Seasonal Affective Disorder, But For Companies
Pay-TV is a seasonal business that nearly always sees a downswing in the second and third quarters, and an upswing in the first and fourth. In the past, those lows were mostly offset by the highs. The last couple years, though, have seen the pendulum swinging less and less high.
The source for this growth probably isn't higher consumer demand. Rather, Leichtman says, the net adds are likely attributable to a shift in TWC’s business strategy — to push bundled internet and TV services. “They were really focusing on broadband, in many cases at the expense of the video side,” he adds.

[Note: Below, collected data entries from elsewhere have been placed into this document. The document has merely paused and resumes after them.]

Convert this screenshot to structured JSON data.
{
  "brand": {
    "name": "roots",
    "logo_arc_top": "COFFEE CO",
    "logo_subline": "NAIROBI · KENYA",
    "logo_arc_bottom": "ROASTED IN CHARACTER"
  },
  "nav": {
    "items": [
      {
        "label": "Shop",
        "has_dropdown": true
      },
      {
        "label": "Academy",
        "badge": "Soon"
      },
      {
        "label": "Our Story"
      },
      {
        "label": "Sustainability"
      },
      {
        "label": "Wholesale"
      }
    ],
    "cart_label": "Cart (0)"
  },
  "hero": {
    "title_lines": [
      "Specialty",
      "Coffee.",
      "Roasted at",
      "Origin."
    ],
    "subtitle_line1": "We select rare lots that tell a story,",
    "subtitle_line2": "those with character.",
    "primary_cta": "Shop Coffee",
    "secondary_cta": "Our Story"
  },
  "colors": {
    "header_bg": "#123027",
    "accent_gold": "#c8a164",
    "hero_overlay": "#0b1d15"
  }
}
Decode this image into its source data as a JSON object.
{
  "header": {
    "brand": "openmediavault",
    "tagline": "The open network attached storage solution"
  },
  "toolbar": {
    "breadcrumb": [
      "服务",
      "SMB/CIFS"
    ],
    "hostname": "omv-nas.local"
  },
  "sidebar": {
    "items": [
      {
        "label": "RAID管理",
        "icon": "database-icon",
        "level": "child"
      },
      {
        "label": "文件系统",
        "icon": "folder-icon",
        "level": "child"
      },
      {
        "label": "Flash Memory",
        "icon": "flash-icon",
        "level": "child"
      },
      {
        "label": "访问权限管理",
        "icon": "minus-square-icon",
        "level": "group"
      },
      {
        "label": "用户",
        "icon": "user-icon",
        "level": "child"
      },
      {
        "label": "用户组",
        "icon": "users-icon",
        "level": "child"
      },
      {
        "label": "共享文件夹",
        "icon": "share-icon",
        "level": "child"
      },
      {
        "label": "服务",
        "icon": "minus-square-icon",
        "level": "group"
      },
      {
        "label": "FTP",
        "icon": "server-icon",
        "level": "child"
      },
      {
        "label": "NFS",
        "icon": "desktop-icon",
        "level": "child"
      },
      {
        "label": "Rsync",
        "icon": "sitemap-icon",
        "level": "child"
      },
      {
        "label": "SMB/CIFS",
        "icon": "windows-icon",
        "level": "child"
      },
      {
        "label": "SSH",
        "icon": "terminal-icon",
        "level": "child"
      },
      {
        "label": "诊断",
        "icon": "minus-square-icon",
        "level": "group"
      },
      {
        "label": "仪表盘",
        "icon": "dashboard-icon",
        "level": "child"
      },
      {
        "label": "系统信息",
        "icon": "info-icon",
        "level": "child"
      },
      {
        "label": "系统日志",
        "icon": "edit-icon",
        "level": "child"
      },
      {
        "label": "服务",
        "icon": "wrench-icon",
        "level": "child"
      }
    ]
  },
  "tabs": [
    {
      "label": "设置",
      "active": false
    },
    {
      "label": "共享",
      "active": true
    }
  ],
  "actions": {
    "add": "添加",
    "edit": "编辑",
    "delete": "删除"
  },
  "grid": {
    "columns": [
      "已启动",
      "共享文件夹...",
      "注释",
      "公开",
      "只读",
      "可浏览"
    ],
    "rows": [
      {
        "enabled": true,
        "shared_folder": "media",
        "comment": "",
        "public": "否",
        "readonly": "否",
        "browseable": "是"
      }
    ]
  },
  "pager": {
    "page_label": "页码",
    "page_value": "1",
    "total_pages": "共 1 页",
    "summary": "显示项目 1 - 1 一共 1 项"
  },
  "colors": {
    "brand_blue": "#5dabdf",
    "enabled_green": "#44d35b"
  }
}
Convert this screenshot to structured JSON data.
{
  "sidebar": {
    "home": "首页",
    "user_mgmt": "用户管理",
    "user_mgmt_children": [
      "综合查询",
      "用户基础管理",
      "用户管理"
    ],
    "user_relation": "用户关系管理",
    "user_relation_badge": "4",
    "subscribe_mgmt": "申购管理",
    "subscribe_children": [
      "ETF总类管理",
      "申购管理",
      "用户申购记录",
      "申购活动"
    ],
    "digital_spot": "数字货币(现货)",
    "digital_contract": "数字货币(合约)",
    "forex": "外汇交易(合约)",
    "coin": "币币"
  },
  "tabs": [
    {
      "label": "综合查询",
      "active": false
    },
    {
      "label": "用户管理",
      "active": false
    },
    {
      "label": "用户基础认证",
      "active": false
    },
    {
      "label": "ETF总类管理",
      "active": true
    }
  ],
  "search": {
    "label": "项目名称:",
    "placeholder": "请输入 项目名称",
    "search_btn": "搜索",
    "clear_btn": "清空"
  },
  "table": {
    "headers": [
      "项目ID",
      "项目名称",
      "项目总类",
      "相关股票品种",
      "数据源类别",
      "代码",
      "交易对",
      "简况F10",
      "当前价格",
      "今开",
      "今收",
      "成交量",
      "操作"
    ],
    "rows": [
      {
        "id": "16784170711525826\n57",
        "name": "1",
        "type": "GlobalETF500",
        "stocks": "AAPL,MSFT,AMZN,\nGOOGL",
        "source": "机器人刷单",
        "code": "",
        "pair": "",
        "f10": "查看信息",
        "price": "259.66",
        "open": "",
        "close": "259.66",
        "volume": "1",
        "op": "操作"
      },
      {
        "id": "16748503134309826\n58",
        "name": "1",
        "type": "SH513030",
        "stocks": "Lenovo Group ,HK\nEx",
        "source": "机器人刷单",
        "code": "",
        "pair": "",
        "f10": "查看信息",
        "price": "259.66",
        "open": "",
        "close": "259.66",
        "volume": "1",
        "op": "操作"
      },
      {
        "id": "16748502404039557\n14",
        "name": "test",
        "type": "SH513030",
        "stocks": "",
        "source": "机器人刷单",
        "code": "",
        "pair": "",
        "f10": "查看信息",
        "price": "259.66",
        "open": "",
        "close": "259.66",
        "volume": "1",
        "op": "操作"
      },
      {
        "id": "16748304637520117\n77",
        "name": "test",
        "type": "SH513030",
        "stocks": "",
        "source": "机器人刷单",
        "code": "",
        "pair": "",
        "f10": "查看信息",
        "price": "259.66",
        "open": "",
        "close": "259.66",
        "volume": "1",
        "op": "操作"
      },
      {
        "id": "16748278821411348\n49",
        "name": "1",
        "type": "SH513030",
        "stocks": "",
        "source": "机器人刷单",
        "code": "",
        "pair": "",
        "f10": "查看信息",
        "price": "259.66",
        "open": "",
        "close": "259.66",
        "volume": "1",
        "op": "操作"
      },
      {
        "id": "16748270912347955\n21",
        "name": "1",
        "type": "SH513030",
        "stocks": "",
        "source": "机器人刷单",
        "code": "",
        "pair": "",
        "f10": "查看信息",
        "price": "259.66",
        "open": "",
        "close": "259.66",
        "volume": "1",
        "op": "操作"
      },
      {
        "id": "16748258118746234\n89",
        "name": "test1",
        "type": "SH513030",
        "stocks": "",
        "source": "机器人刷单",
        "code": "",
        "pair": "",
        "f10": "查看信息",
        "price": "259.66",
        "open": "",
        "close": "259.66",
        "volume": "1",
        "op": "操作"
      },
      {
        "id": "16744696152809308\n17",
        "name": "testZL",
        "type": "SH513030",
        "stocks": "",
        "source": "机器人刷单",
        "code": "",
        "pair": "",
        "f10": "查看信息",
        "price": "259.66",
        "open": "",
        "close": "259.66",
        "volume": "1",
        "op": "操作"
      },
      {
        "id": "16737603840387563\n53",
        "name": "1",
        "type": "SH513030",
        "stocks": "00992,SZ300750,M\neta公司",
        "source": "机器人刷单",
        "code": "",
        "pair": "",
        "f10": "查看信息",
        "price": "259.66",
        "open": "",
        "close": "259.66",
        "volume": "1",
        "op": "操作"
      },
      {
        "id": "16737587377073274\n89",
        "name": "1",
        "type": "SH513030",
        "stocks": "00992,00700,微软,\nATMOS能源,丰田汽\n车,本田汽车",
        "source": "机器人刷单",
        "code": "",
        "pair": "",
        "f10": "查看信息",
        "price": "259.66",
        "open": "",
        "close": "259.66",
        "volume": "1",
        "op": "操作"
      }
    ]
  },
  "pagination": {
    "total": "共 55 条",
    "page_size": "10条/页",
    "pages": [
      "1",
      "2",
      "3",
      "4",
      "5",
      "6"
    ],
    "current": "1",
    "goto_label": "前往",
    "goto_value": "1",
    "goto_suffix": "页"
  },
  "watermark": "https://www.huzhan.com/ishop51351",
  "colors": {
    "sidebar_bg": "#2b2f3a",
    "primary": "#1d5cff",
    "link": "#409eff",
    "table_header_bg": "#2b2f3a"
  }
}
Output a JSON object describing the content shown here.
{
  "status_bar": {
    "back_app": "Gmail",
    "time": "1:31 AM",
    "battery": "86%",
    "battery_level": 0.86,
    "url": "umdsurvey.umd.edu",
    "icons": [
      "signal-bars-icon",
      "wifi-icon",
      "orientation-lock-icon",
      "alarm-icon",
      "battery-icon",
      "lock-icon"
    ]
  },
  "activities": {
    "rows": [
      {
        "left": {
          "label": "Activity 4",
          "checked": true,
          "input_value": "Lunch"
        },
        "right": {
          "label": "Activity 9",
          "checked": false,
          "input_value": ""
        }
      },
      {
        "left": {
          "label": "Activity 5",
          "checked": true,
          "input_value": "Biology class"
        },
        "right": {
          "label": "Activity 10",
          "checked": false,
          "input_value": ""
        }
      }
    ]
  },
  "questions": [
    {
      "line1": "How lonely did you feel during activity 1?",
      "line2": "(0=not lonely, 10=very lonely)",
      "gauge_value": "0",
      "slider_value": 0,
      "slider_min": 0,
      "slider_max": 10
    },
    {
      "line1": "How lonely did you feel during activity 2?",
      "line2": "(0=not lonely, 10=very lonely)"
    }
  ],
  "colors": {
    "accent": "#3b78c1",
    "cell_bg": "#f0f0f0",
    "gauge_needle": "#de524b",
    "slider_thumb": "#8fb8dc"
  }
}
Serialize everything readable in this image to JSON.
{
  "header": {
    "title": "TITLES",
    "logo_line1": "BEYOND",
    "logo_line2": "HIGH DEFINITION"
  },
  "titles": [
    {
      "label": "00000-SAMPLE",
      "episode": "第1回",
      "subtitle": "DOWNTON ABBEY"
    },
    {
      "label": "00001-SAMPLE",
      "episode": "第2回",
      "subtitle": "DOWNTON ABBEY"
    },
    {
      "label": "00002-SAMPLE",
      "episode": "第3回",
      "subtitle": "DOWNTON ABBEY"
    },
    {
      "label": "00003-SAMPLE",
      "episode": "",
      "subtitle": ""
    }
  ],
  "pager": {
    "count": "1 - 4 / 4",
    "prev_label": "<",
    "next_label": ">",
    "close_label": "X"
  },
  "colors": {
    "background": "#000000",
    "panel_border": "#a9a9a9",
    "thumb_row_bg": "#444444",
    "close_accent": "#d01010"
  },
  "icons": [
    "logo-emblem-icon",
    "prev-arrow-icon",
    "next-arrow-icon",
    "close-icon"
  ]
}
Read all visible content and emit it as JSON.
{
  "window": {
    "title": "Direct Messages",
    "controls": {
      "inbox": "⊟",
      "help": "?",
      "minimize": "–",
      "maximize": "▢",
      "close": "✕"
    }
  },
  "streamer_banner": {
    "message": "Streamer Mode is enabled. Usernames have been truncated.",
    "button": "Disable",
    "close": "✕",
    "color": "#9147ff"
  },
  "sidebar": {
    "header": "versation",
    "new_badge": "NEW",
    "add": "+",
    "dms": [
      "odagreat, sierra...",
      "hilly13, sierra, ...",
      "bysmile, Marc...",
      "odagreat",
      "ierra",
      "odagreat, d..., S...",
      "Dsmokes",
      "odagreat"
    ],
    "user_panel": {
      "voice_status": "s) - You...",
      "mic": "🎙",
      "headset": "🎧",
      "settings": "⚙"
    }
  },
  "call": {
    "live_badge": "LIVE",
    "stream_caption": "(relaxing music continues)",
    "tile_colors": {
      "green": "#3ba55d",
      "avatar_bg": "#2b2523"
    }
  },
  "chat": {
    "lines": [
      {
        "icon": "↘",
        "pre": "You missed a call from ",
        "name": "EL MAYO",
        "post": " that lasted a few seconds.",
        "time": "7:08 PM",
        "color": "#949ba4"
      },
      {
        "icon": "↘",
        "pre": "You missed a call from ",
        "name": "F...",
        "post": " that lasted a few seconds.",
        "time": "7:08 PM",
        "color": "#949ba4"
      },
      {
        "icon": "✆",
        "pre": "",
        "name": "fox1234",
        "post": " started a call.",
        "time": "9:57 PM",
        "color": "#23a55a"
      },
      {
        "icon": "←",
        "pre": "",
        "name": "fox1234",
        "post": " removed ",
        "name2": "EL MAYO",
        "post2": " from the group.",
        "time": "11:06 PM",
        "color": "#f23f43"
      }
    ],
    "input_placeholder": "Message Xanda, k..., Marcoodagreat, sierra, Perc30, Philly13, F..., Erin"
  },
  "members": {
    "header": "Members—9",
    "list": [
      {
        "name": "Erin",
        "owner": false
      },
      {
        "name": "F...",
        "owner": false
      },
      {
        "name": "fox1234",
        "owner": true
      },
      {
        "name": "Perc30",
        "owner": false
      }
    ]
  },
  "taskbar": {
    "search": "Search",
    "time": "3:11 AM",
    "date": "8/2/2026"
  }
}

As a result, 27.9 percent of TWC’s broadband customers are internet-only subscribers, meaning they don’t also get TV from TWC. For Comcast, which is much more aggressive about bundling its services, that percentage is only 18.8 percent.
The shift took place around the time Time Warner Cable and Comcast were attempting to merge. Like someone attempting to impress a potential romantic partner by binging on his or her favorite TV show, TWC adopted Comcast’s more bundle-centric approach to bringing in new customers. Comcast’s bid for TWC fell apart amid regulatory scrutiny in April 2015, but TWC has a new dance partner, Charter Communications, which has a similar pro-bundle strategy, and so TWC has stayed that course. Charter will likely see net adds as well, for the same reason as TWC.
“There’s tremendous power in the bundle,” Leichtman says. What he’s referring to isn’t the programming bundle everyone’s fighting over these days — which channels a provider carries — but the package of services offered by companies: TV plus internet, or TV plus internet plus phone, or some other combination thereof. Paying $30 per month more for TV and a landline and broadband than you would for broadband alone is still an attractive option for many consumers.
However, this doesn’t mean that the pay-TV industry overall is growing. “It’s interesting, but let’s not assume it means the end of cord-cutting,” Leichtman cautions.
Winners and Losers
The more likely scenario is that TWC’s gain is someone else’s loss. The losers in this case are probably telecommunications providers like Verizon FiOS and AT&T U-Verse. That segment saw a loss of 49,000 video subscribers in the third quarter of 2015.
“Share-shifting has been happening for the last year,” Leichtman says, sounding slightly annoyed at the wild mood swings of industry swamis. Share-shift happens when a sector becomes oversaturated, which many industry observers agree happened in the mid-to-late 2000s, and it’ll only continue, resulting in a Darwinian struggle as the industry naturally contracts.
“Are TV losses increasing? Yes,” says Leichtman. “But at a slower pace.”